CompTIA CySA+ (CS0-002) — Question 109
During a company’s most recent incident, a vulnerability in custom software was exploited on an externally facing server by an APT. The lessons-learned report noted the following:
• The development team used a new software language that was not supported by the security team's automated assessment tools.
• During the deployment, the security assessment team was unfamiliar with the new language and struggled to evaluate the software during advanced testing. Therefore, the vulnerability was not detected.
• The current IPS did not have effective signatures and policies in place to detect and prevent runtime attacks on the new application.

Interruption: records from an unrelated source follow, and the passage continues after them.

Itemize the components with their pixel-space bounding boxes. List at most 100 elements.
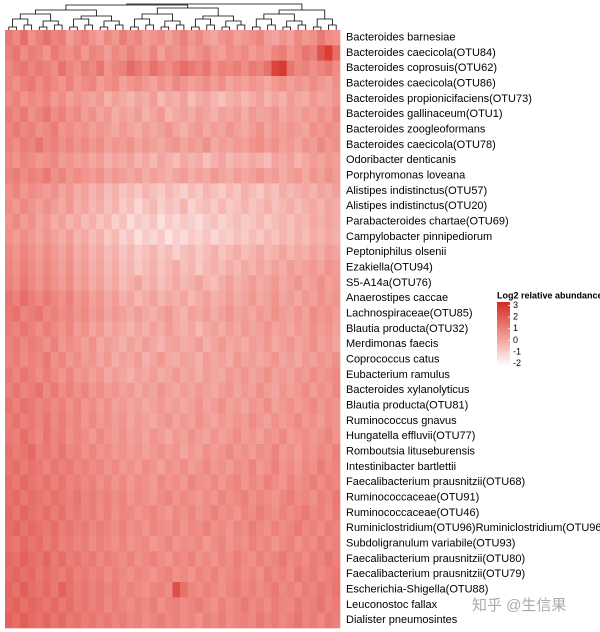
heat-cell <box>157 60 166 77</box>
heat-cell <box>65 444 74 460</box>
heat-cell <box>195 229 204 245</box>
heat-cell <box>5 30 13 46</box>
heat-cell <box>271 152 280 169</box>
heat-cell <box>241 30 249 46</box>
heat-cell <box>126 566 135 583</box>
heat-cell <box>218 459 227 475</box>
heat-cell <box>20 183 29 199</box>
heat-cell <box>157 582 166 598</box>
heat-cell <box>119 428 128 445</box>
heat-cell <box>233 459 242 475</box>
dendrogram-branch <box>54 24 63 30</box>
heat-cell <box>225 229 234 245</box>
heat-cell <box>218 505 227 521</box>
heat-cell <box>286 214 295 230</box>
heat-cell <box>96 336 105 353</box>
heat-cell <box>187 474 196 491</box>
heat-cell <box>317 505 326 521</box>
heat-cell <box>263 367 272 383</box>
heat-cell <box>134 536 143 552</box>
heat-cell <box>324 60 333 77</box>
heat-cell <box>225 597 234 613</box>
heat-cell <box>43 229 51 245</box>
heat-cell <box>294 505 303 521</box>
heat-cell <box>119 275 128 291</box>
heat-cell <box>294 60 303 77</box>
heat-cell <box>164 45 173 61</box>
heat-cell <box>263 183 272 199</box>
heat-cell <box>20 229 29 245</box>
heat-cell <box>111 505 120 521</box>
heat-cell <box>119 444 128 460</box>
heat-cell <box>58 505 67 521</box>
heat-cell <box>195 444 204 460</box>
heat-cell <box>65 290 74 307</box>
heat-cell <box>81 428 90 445</box>
heat-cell <box>164 198 173 215</box>
heat-cell <box>301 352 310 368</box>
heat-cell <box>233 413 242 429</box>
heat-cell <box>271 520 280 537</box>
heat-cell <box>301 275 310 291</box>
heat-cell <box>279 122 288 138</box>
heat-cell <box>43 398 51 414</box>
heat-cell <box>317 183 326 199</box>
heat-cell <box>172 290 181 307</box>
heat-cell <box>263 520 272 537</box>
heat-cell <box>301 244 310 261</box>
heat-cell <box>248 551 257 567</box>
heat-cell <box>111 168 120 184</box>
heat-cell <box>187 612 196 629</box>
heat-cell <box>157 413 166 429</box>
heat-cell <box>43 536 51 552</box>
heat-cell <box>103 612 112 629</box>
heat-cell <box>324 229 333 245</box>
heat-cell <box>65 398 74 414</box>
dendrogram-branch <box>225 20 242 27</box>
heat-cell <box>286 60 295 77</box>
heat-cell <box>103 45 112 61</box>
heat-cell <box>263 30 272 46</box>
heat-cell <box>187 382 196 399</box>
heat-cell <box>157 367 166 383</box>
heat-cell <box>96 582 105 598</box>
heat-cell <box>20 275 29 291</box>
heat-cell <box>20 244 29 261</box>
heat-cell <box>27 45 36 61</box>
heat-cell <box>58 30 67 46</box>
heat-cell <box>294 413 303 429</box>
dendrogram-branch <box>99 26 109 30</box>
heat-cell <box>233 321 242 337</box>
heat-cell <box>180 398 189 414</box>
heat-cell <box>111 260 120 276</box>
heat-cell <box>233 229 242 245</box>
heat-cell <box>35 413 44 429</box>
heat-cell <box>332 122 341 138</box>
heat-cell <box>210 597 219 613</box>
heat-cell <box>279 229 288 245</box>
heat-cell <box>96 321 105 337</box>
heat-cell <box>195 214 204 230</box>
heat-cell <box>286 91 295 107</box>
heat-cell <box>27 91 36 107</box>
heat-cell <box>119 398 128 414</box>
heat-cell <box>263 551 272 567</box>
heat-cell <box>157 229 166 245</box>
heat-cell <box>73 168 82 184</box>
heat-cell <box>111 459 120 475</box>
heat-cell <box>157 490 166 506</box>
heat-cell <box>286 566 295 583</box>
heat-cell <box>172 428 181 445</box>
heat-cell <box>324 597 333 613</box>
heat-cell <box>202 582 211 598</box>
heat-cell <box>301 290 310 307</box>
heat-cell <box>164 551 173 567</box>
heat-cell <box>96 137 105 153</box>
heat-cell <box>35 60 44 77</box>
column-dendrogram <box>8 3 337 30</box>
heat-cell <box>332 428 341 445</box>
heat-cell <box>119 214 128 230</box>
row-label: S5-A14a(OTU76) <box>346 277 432 289</box>
heat-cell <box>5 582 13 598</box>
heat-cell <box>172 459 181 475</box>
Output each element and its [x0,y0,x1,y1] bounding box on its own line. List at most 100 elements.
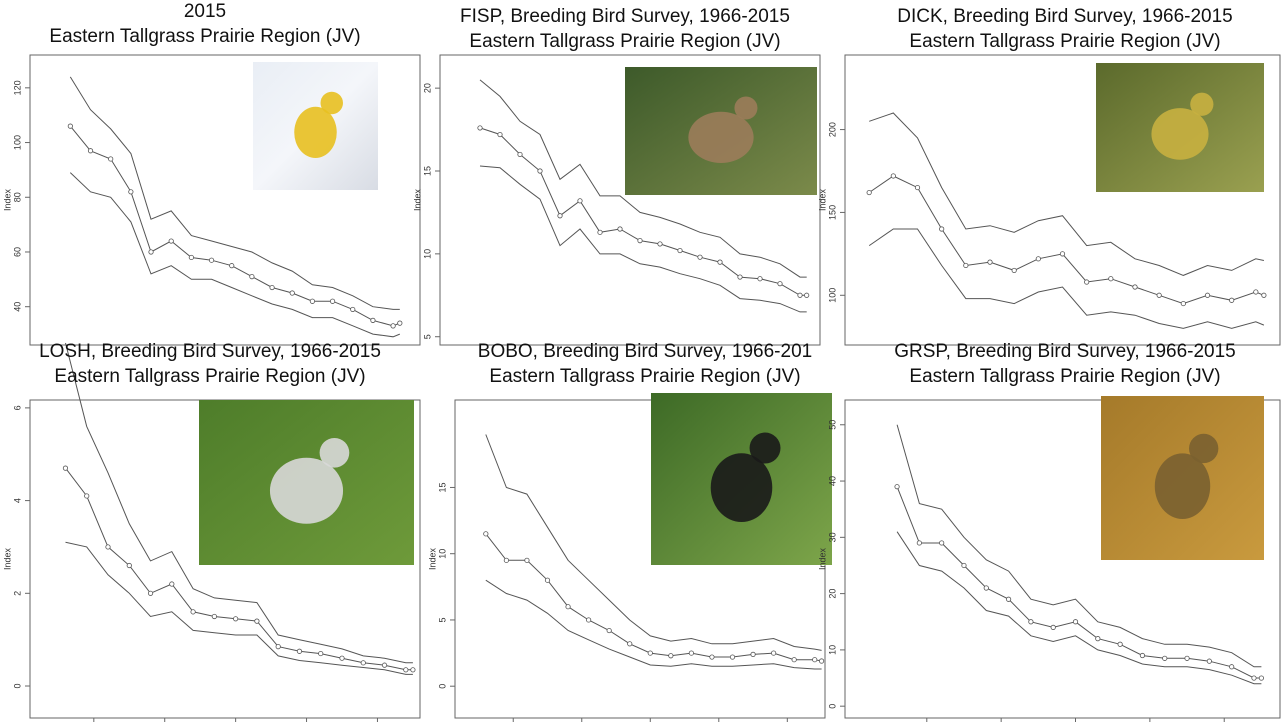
point [350,306,356,313]
point [688,650,694,656]
point [390,323,396,329]
bird-head [1190,92,1214,116]
point [517,151,523,158]
point [1180,300,1186,307]
bird-photo [1096,63,1264,192]
point [211,613,217,620]
y-tick-label: 50 [827,420,837,430]
point [577,198,583,204]
point [1162,655,1168,661]
y-axis-label: Index [412,188,422,211]
bird-head [734,96,758,120]
y-tick-label: 2 [12,591,22,596]
point [737,274,743,280]
series-line [868,175,1265,305]
series-line [869,112,1265,276]
series-line [69,76,400,310]
chart-subtitle: Eastern Tallgrass Prairie Region (JV) [54,366,365,387]
y-tick-label: 20 [422,83,432,93]
point [1253,289,1259,295]
series-line [65,342,413,664]
bird-head [749,432,781,464]
point [397,320,403,326]
point [1028,619,1034,625]
y-tick-label: 60 [12,247,22,257]
series-line [896,424,1262,668]
y-tick-label: 0 [827,704,837,709]
bird-head [320,91,343,115]
y-axis-label: Index [817,188,827,211]
chart-title: GRSP, Breeding Bird Survey, 1966-2015 [894,341,1236,362]
point [329,298,336,304]
point [105,544,111,550]
bird-head [319,437,350,468]
y-tick-label: 10 [827,645,837,655]
point [147,590,154,596]
point [586,617,592,623]
point [987,259,993,265]
series-line [485,533,822,662]
point [557,213,563,219]
y-tick-label: 10 [422,249,432,259]
point [637,238,643,244]
series-line [65,541,413,675]
point [617,226,623,232]
point [537,168,543,174]
bird-photo [651,393,832,565]
point [168,238,174,244]
point [983,585,989,591]
y-tick-label: 10 [437,549,447,559]
point [627,641,633,647]
series-line [896,486,1262,679]
bird-photo [253,62,378,190]
point [1108,276,1114,282]
point [233,616,239,622]
point [62,465,69,471]
series-line [868,228,1265,329]
point [597,229,603,235]
bird-photo [199,400,414,565]
point [381,662,388,668]
point [249,274,255,280]
point [757,276,763,282]
point [67,123,73,129]
series-line [485,579,822,670]
point [108,156,114,162]
point [657,241,663,247]
point [1261,292,1267,298]
point [1035,256,1041,262]
series-line [479,127,807,296]
point [1139,652,1146,659]
y-tick-label: 5 [422,334,432,339]
point [1117,641,1123,647]
point [812,657,818,663]
point [939,540,945,546]
y-tick-label: 5 [437,617,447,622]
plot-frame [844,399,1281,719]
y-tick-label: 15 [437,482,447,492]
chart-title: FISP, Breeding Bird Survey, 1966-2015 [460,6,790,27]
point [1258,675,1265,681]
point [410,667,416,673]
point [1050,624,1056,630]
point [963,262,969,269]
bird-body [688,111,754,163]
chart-title: DICK, Breeding Bird Survey, 1966-2015 [897,6,1233,27]
y-tick-label: 100 [827,288,837,303]
point [914,184,921,191]
point [771,650,777,656]
y-tick-label: 80 [12,192,22,202]
point [1251,675,1257,681]
point [483,531,489,537]
chart-title: 2015 [184,1,226,22]
point [1229,664,1235,670]
point [939,226,945,232]
point [606,627,612,634]
point [169,581,175,587]
y-tick-label: 20 [827,589,837,599]
point [126,562,132,569]
y-tick-label: 0 [12,684,22,689]
point [797,292,803,298]
point [894,484,900,490]
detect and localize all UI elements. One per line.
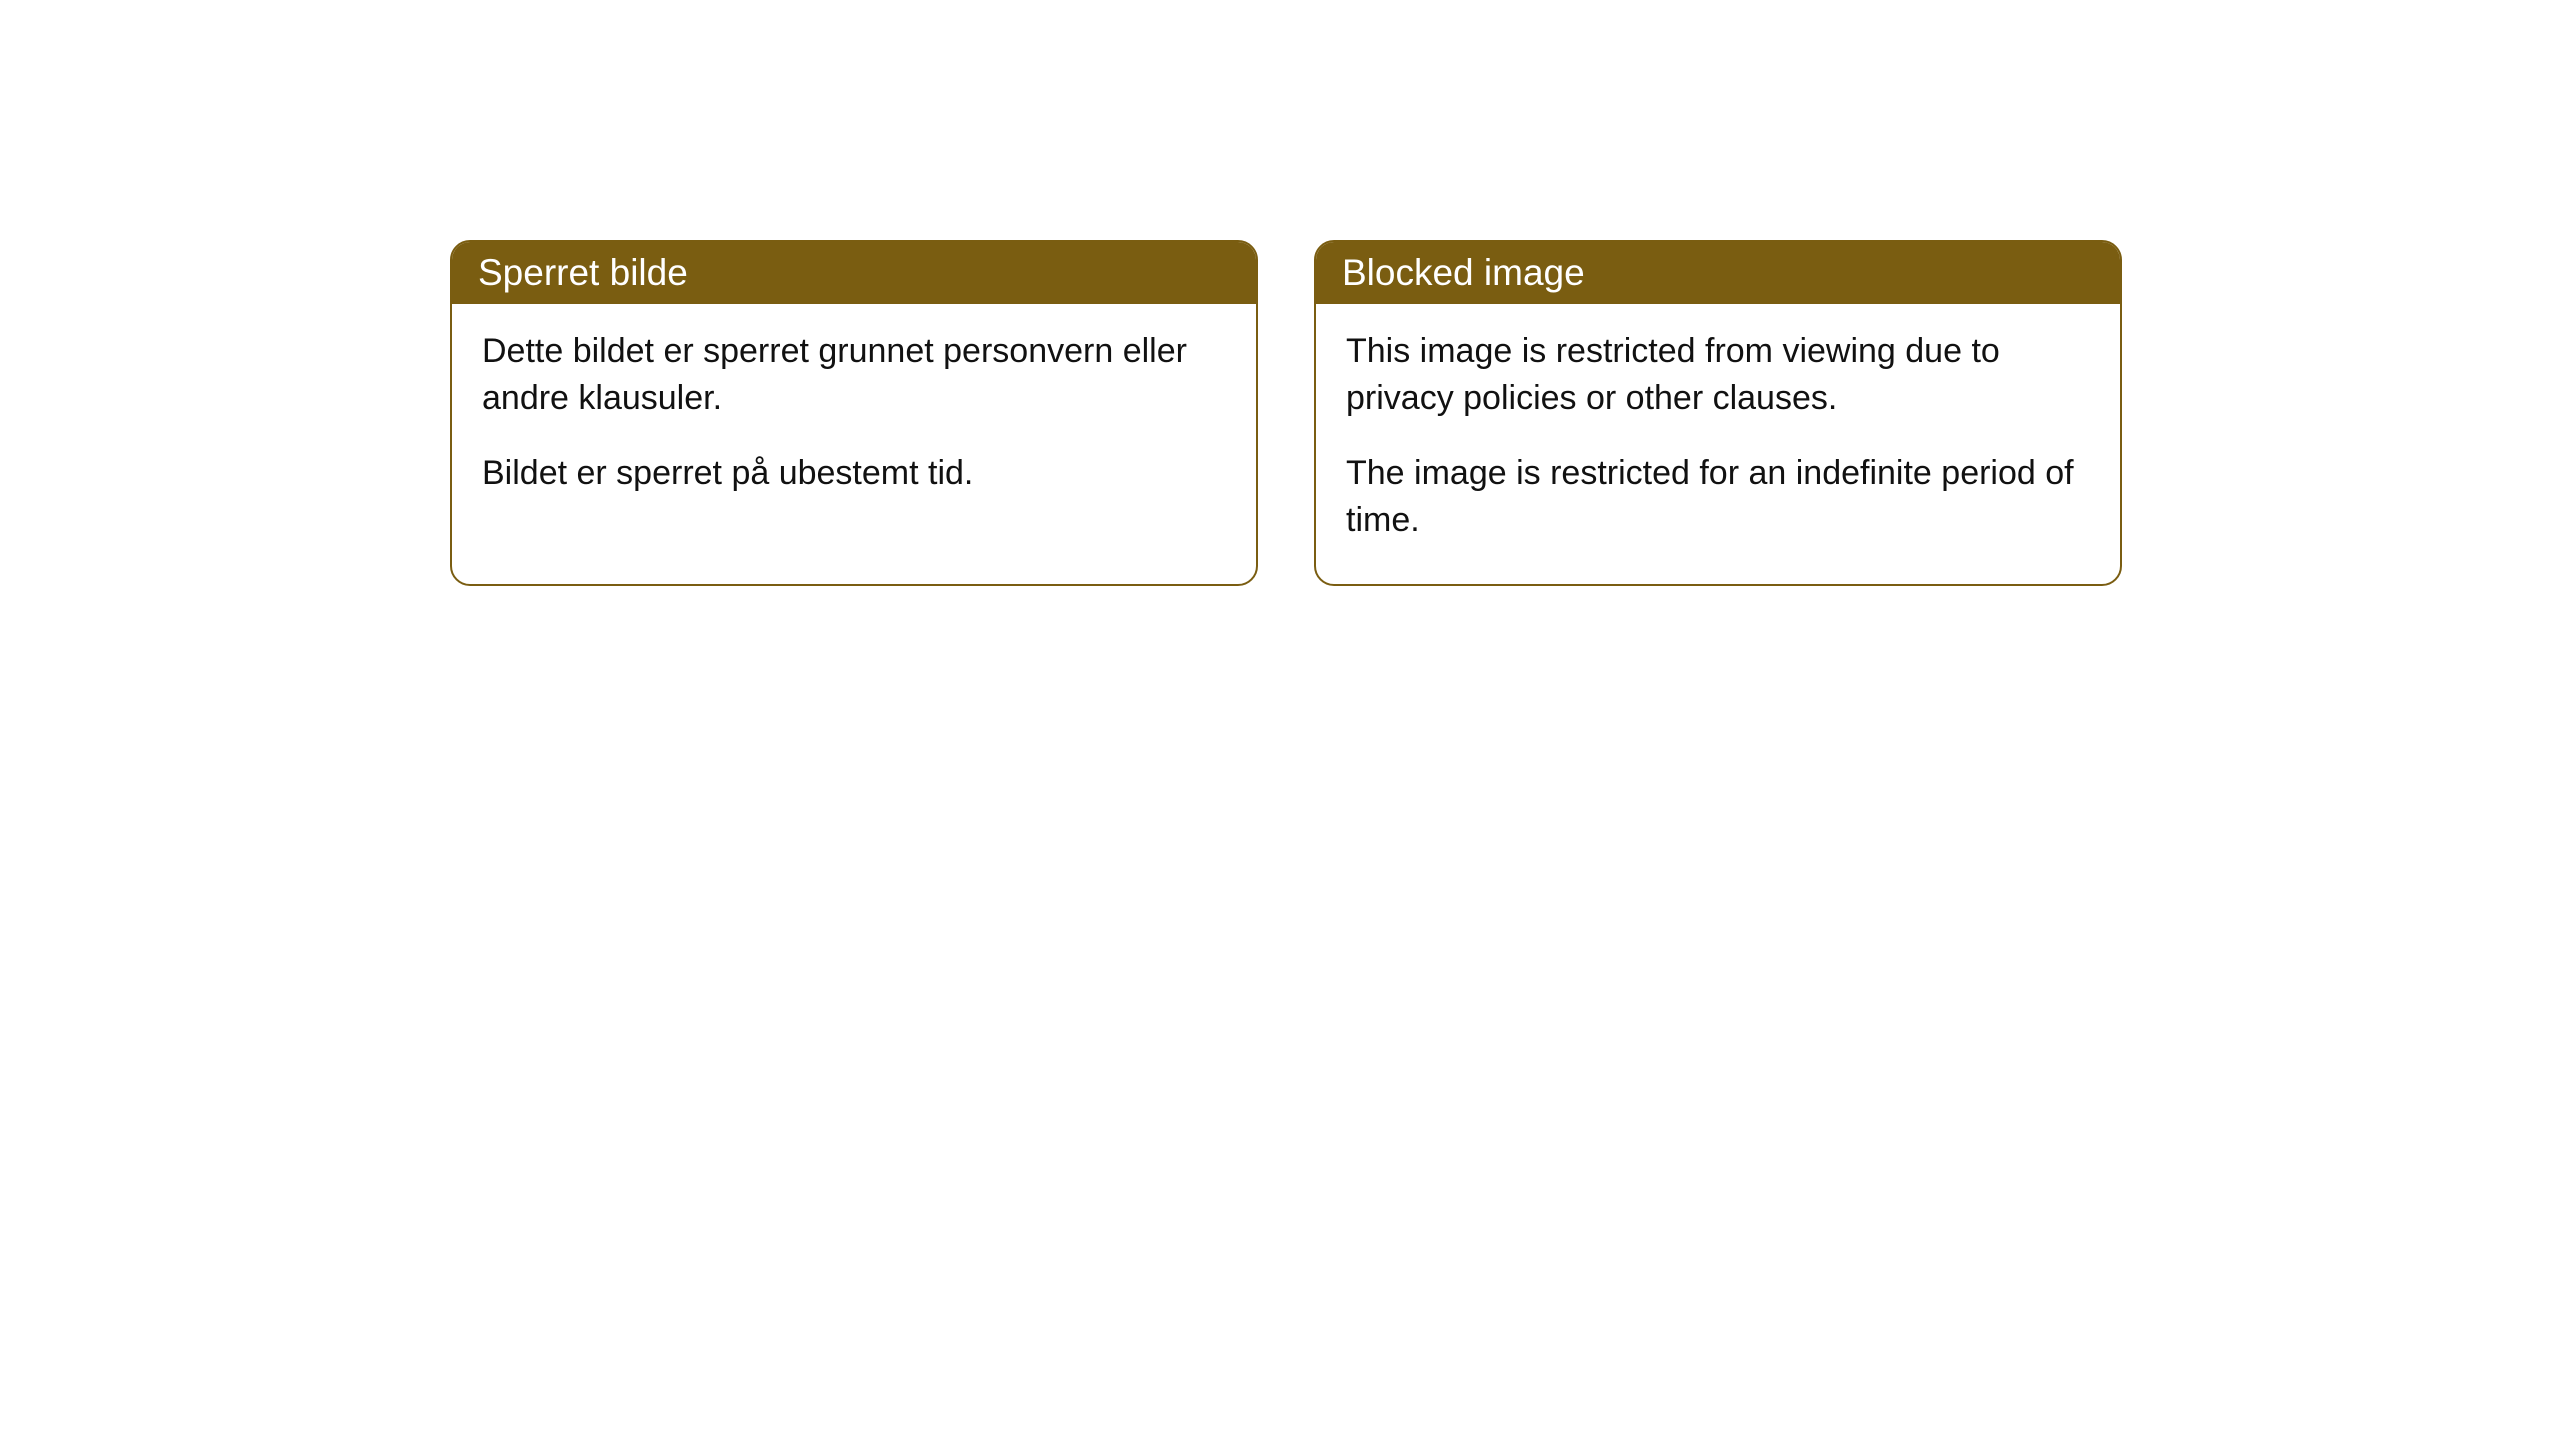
notice-cards-container: Sperret bilde Dette bildet er sperret gr… (450, 240, 2122, 586)
card-title: Blocked image (1342, 252, 1585, 293)
notice-card-norwegian: Sperret bilde Dette bildet er sperret gr… (450, 240, 1258, 586)
card-paragraph: Dette bildet er sperret grunnet personve… (482, 328, 1226, 422)
card-paragraph: This image is restricted from viewing du… (1346, 328, 2090, 422)
card-body: This image is restricted from viewing du… (1316, 304, 2120, 584)
card-title: Sperret bilde (478, 252, 688, 293)
card-paragraph: The image is restricted for an indefinit… (1346, 450, 2090, 544)
notice-card-english: Blocked image This image is restricted f… (1314, 240, 2122, 586)
card-paragraph: Bildet er sperret på ubestemt tid. (482, 450, 1226, 497)
card-header: Blocked image (1316, 242, 2120, 304)
card-header: Sperret bilde (452, 242, 1256, 304)
card-body: Dette bildet er sperret grunnet personve… (452, 304, 1256, 537)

To allow this new technology to be deployed securely going forward, which of the following will BEST address these findings? (Choose two.)
Answer options
- A. Train the security assessment team to evaluate the new language and verify that best practices for secure coding have been followed
- B. Work with the automated assessment-tool vendor to add support for the new language so these vulnerabilities are discovered automatically
- C. Contact the human resources department to hire new security team members who are already familiar with the new language
- D. Run the software on isolated systems so when they are compromised, the attacker cannot pivot to adjacent systems
- E. Instruct only the development team to document the remediation steps for this vulnerability
- F. Outsource development and hosting of the applications in the new language to a third-party vendor so the risk is transferred to that provider
Correct answer: A, B
Explanation
Options A and B are the best choices as they focus on enhancing the security team's capabilities and improving automated tools to address the identified vulnerabilities. Training the security assessment team ensures they can evaluate the new language effectively, while adding support for the language in automated tools helps in early detection of vulnerabilities. The other options either do not directly address the root causes or introduce additional risks without solving the underlying issues.